Deutschland muss als Universalgläubiger so oder so dafür zahlen, dass es mit seinen permanenten Exportüberschüssen zugelassen hat, die Länder mit Mittelmeerstrand in Leistungsbilanzdefizite getrieben zu haben. Jetzt wird die Rechnung für dieses neoliberale Vabanque Spiel präsentiert. Alle Sparprogramme haben nichts genutzt. Reihenweise brechen die Volkswirtschaften entlang der Eurozone zusammen. Letzte Woche hat man noch über das Nullwachstum der Franzosen gespottet und nun bestätigt auch das statistische Bundesamt für das zweite Quartal einen beinahe Stillstand der deutschen Wirtschaft. Mit gerade mal +0,1 Prozent im Vergleich zum Vorquartal, das ebenfalls auf +1,3 Prozent nach unten korrigiert werden musste, nahm das Bruttoinlandsprodukt zu.

Interessant sind natürlich die Gründe für den Einbruch.

Auch die privaten Konsumausgaben und die Bauinvestitionen bremsten die deutsche Wirtschaft im zweiten Vierteljahr 2011.
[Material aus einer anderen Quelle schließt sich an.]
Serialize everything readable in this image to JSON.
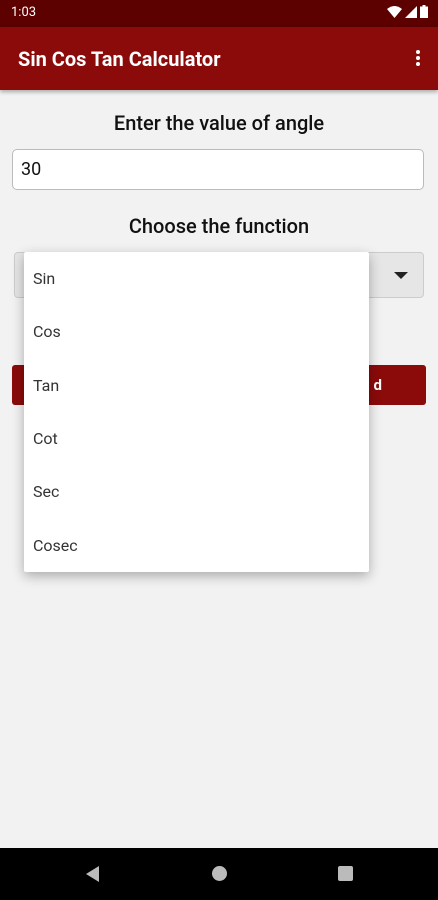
{
  "status_bar": {
    "time": "1:03"
  },
  "app_bar": {
    "title": "Sin Cos Tan Calculator"
  },
  "angle_label": "Enter the value of angle",
  "angle_input": {
    "value": "30"
  },
  "function_label": "Choose the function",
  "action_button": {
    "visible_text": "d"
  },
  "dropdown": {
    "options": [
      "Sin",
      "Cos",
      "Tan",
      "Cot",
      "Sec",
      "Cosec"
    ]
  },
  "colors": {
    "status_bar": "#5c0000",
    "primary": "#8b0a0a",
    "background": "#f2f2f2"
  }
}
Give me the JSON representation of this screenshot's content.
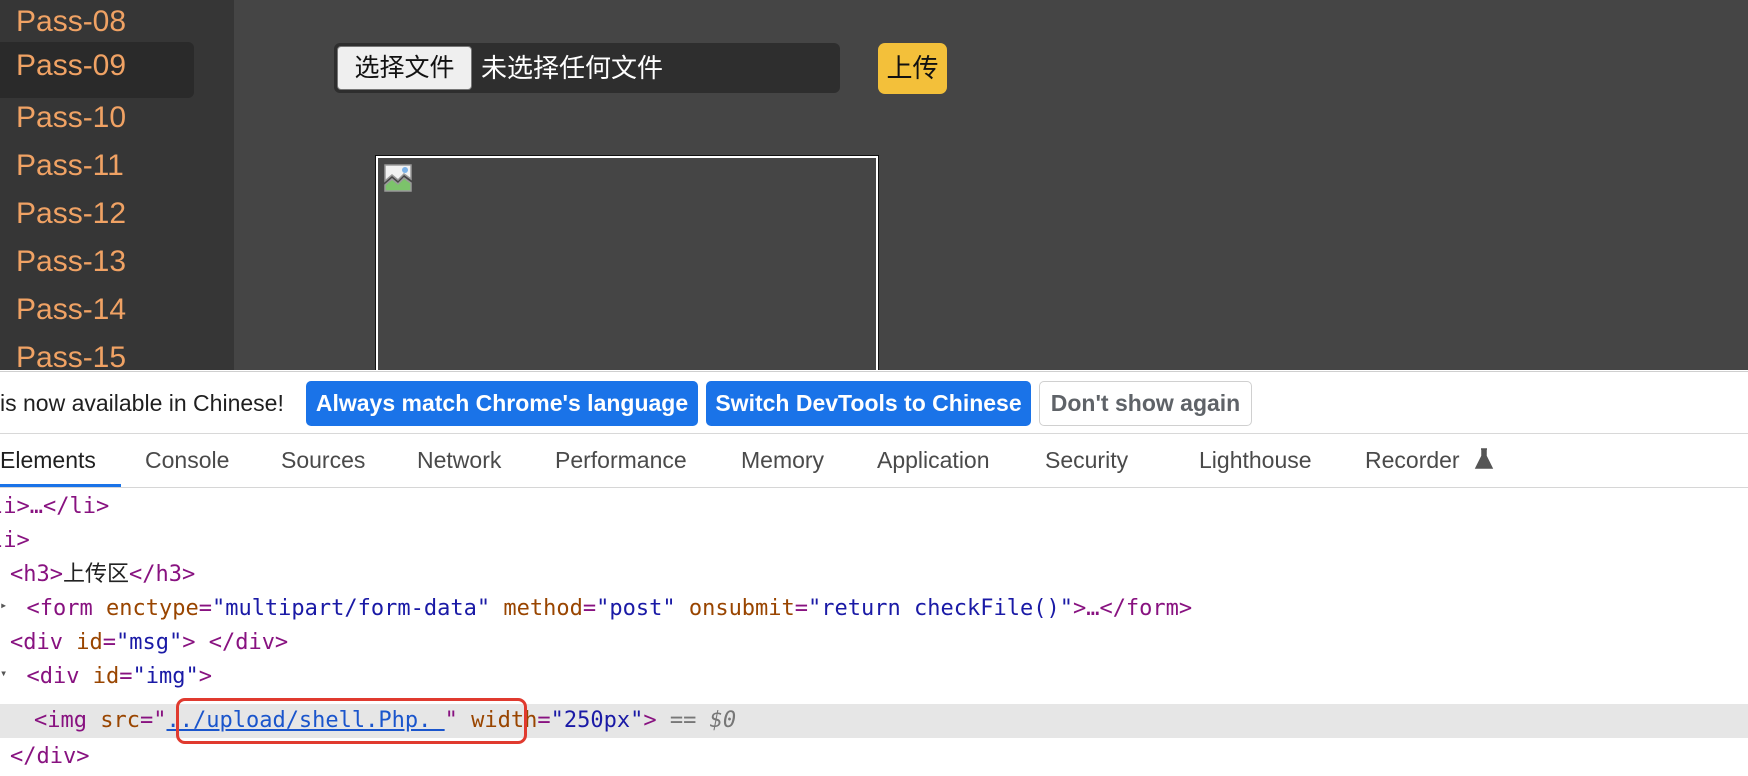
{
  "sidebar": {
    "items": [
      "Pass-08",
      "Pass-09",
      "Pass-10",
      "Pass-11",
      "Pass-12",
      "Pass-13",
      "Pass-14",
      "Pass-15"
    ],
    "active": "Pass-09"
  },
  "upload": {
    "choose_label": "选择文件",
    "status": "未选择任何文件",
    "upload_label": "上传"
  },
  "image": {
    "icon": "broken-image-icon"
  },
  "devtools": {
    "lang_bar": {
      "message": "is now available in Chinese!",
      "always_match": "Always match Chrome's language",
      "switch": "Switch DevTools to Chinese",
      "dont_show": "Don't show again"
    },
    "tabs": [
      "Elements",
      "Console",
      "Sources",
      "Network",
      "Performance",
      "Memory",
      "Application",
      "Security",
      "Lighthouse",
      "Recorder"
    ],
    "active_tab": "Elements",
    "code": {
      "l1": "li>…</li>",
      "l2": "li>",
      "l3_h3_open": "<h3>",
      "l3_text": "上传区",
      "l3_h3_close": "</h3>",
      "l4_form_open": "<form",
      "l4_enctype": "enctype",
      "l4_enctype_val": "\"multipart/form-data\"",
      "l4_method": "method",
      "l4_method_val": "\"post\"",
      "l4_onsubmit": "onsubmit",
      "l4_onsubmit_val": "\"return checkFile()\"",
      "l4_rest": ">…</form>",
      "l5_div": "<div",
      "l5_id": "id",
      "l5_id_val": "\"msg\"",
      "l5_rest": "> </div>",
      "l6_div": "<div",
      "l6_id": "id",
      "l6_id_val": "\"img\"",
      "l6_rest": ">",
      "l7_img": "<img",
      "l7_src": "src",
      "l7_src_val": "../upload/shell.Php. ",
      "l7_width": "width",
      "l7_width_val": "\"250px\"",
      "l7_close": ">",
      "l7_eq": "== ",
      "l7_dollar": "$0",
      "l8": "</div>"
    }
  },
  "colors": {
    "page_bg": "#454545",
    "sidebar_link": "#f0a264",
    "upload_button": "#f3c03a",
    "devtools_blue": "#1a73e8",
    "highlight": "#e03a2f"
  }
}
Das passt ja nun gar nicht ins Bild der Aufschwinger, wie Wirtschaftsminister Rösler, der immer noch meint, dass der private Konsum zu einer festen Stütze der Konjunktur geworden sei. Um die Widerstandsfähigkeit der deutschen Wirtschaft scheint es doch nicht so gut bestellt zu sein, wie der Minister am 9. August noch glaubte.

“Auch wenn die Exporte angesichts der leicht gedämpfteren Dynamik der Weltwirtschaft etwas rückläufig sind, nimmt die deutsche Industrie weiterhin eine Spitzenstellung ein. Dies sind gute Zeichen für die Widerstandsfähigkeit unserer Wirtschaft selbst in einem schwierigeren weltwirtschaftlichen Umfeld.“

Quelle: BMWi

Ein kurzes Umdrehen der “Bürgerlichen” im Tiefschlaf

Inzwischen findet auf der rechten Seite ein bemerkenswertes Umdenken statt. Frank Schirrmacher, Herausgeber der FAZ, schreibt auf einmal:

“Im bürgerlichen Lager werden die Zweifel immer größer, ob man richtig gelegen hat, ein ganzes Leben lang. Gerade zeigt sich in Echtzeit, dass die Annahmen der größten Gegner zuzutreffen scheinen.”

Quelle: FAZ

Er glaube, die Linke hätte recht, meint Schirrmacher. Und fast ist man geneigt, ihm ein freundliches, aber doch empörtes “Guten Morgen” entgegenzurufen. Nur haben weder die Linken unbedingt recht, noch die “Bürgerlichen” mit ihren Zweifeln. Es gibt nämlich kein bürgerliches Lager in Deutschland. Die große Selbsttäuschung scheint sich vielmehr in Luft aufzulösen. Würde es nämlich ein bürgerliches Lager geben, hätte es längst gegen sein Führungspersonal aufbegehrt, das, wie Georg Schramm einmal treffend sagte, nur ein Furunkel am Gesäß des Bösen darstellt und keinesfalls über die Richtlinienkompetenz verfügt, welche man ihm andichtet. Die ist, und da ist Schirrmacher mit seiner Erkenntnis nun überhaupt nicht aufklärerisch, sondern einfach nur viel zu spät, den Finanzmärkten und Vermögenden vorbehalten.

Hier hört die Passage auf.